It is Dhanteras again, and the festival has begun. You cannot fight the little excitement that comes with the slight chill in the air. Like your best friend pinching you on the day you wear a new dress. The sparkles in your eyes could light up the sky. You hug yourself, staving off the cold and it reminds you of the many times you will be hugged and blessed in the next five days.
Only a ridiculously organised person would find themselves ready for Dhanteras. The house spick and span, new artefacts in place, fresh sheets everywhere, nut bowls filled and placed strategically, the snacks and drinks on standby. The card party season started a while ago, but now the non stop indulgence begins. Celebrating plenty, grateful for what we have, we celebrate the harvest that has been sold and accounts closed. The accounts totted up, bonuses paid out. We celebrate in thanks to the gods and goddesses that made it happen. We celebrate ourselves, let our hair down a bit, laugh a lot and let go a bit.
All that really takes organisation, I’ll admit. To have all the gifts ready and delivered, to have the baksheesh envelopes ready, to have the mithai boxes listed and handed out, to have the lights glimmering, the flower curtains waving in the breeze…(And let’s not tell anyone about the spoons counted, the cups ready in trays, the glasses sorted and ready in strategic corners, the bodas/vadas half fried in the fridge and the chutney cubes in the freezer). (If we are being posh – the canapés and their fillings satisfactorily filling a whole shelf of the fridge in tiny little plastic boxes – let’s not tell anyone about that too). (Did we need more ice?.. I’m sure we’ll be fine…its not so hot anymore…)
Swish on the glittery garments, bring on the bling! It’s time for us to make it happen and swing. Smile, swig, slug, sip, nibble. Share. Reach out. Shine on, you crazy diamond. It’s Diwali!
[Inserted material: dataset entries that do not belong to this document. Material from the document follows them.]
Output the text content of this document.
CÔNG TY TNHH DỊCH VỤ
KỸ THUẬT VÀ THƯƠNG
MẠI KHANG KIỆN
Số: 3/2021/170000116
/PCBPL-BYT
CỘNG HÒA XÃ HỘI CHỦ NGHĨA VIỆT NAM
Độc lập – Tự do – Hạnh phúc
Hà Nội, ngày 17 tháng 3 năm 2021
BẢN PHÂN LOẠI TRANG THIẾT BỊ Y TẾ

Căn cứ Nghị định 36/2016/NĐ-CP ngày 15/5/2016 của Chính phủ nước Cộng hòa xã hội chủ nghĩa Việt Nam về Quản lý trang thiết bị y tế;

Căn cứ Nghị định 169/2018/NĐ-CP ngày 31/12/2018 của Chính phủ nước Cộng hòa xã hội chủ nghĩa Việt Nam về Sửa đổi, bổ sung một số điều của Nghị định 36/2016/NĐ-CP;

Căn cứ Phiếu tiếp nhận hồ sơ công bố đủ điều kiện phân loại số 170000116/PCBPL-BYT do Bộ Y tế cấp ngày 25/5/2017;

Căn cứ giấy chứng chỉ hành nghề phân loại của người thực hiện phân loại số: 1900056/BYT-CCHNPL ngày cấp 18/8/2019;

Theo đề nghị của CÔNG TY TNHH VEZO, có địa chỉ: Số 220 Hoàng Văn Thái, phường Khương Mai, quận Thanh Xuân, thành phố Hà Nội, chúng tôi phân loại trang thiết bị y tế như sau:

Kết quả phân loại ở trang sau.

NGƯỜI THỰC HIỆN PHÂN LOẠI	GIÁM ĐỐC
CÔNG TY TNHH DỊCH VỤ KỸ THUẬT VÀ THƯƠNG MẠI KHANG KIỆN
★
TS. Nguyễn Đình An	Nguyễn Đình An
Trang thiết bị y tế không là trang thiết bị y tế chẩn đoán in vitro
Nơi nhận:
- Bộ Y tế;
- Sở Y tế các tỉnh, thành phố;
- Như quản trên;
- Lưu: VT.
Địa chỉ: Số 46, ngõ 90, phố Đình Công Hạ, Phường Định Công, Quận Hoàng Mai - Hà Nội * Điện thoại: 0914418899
(I write this as the mundane tasks remain. I have run the inventories, gaps identified, purchases ordered – we are ready for the season of hosting and visiting. The house is clean, but needs rearranging. I have my rust and dull gold silk spreads ready. The jewel coloured raw silk covers for the white sofas too. the lights are being put up. My girl will bring the marigold strings tomorrow – they last two days. I wait for the suji, oil, sugar and maida to be delivered so that the massive home cooking drive can start tomorrow. Should the laddoos be suji or besan? The maida and ajwain are for the matthis. I’ve never had a Diwali without matthis. Namak Pare, certainly. And some murukku if I can get my head around it. Besan barfi has been delivered, so I’ll make suji laddoo. And khoa and coconut will do well for little naardus and barfi. Should I make a chocolate barfi too? That’s just another ten minutes and the khoa has arrived. I wait, spring coiled, ready to release the mother who claims her own space in giving, sharing out the smiles.)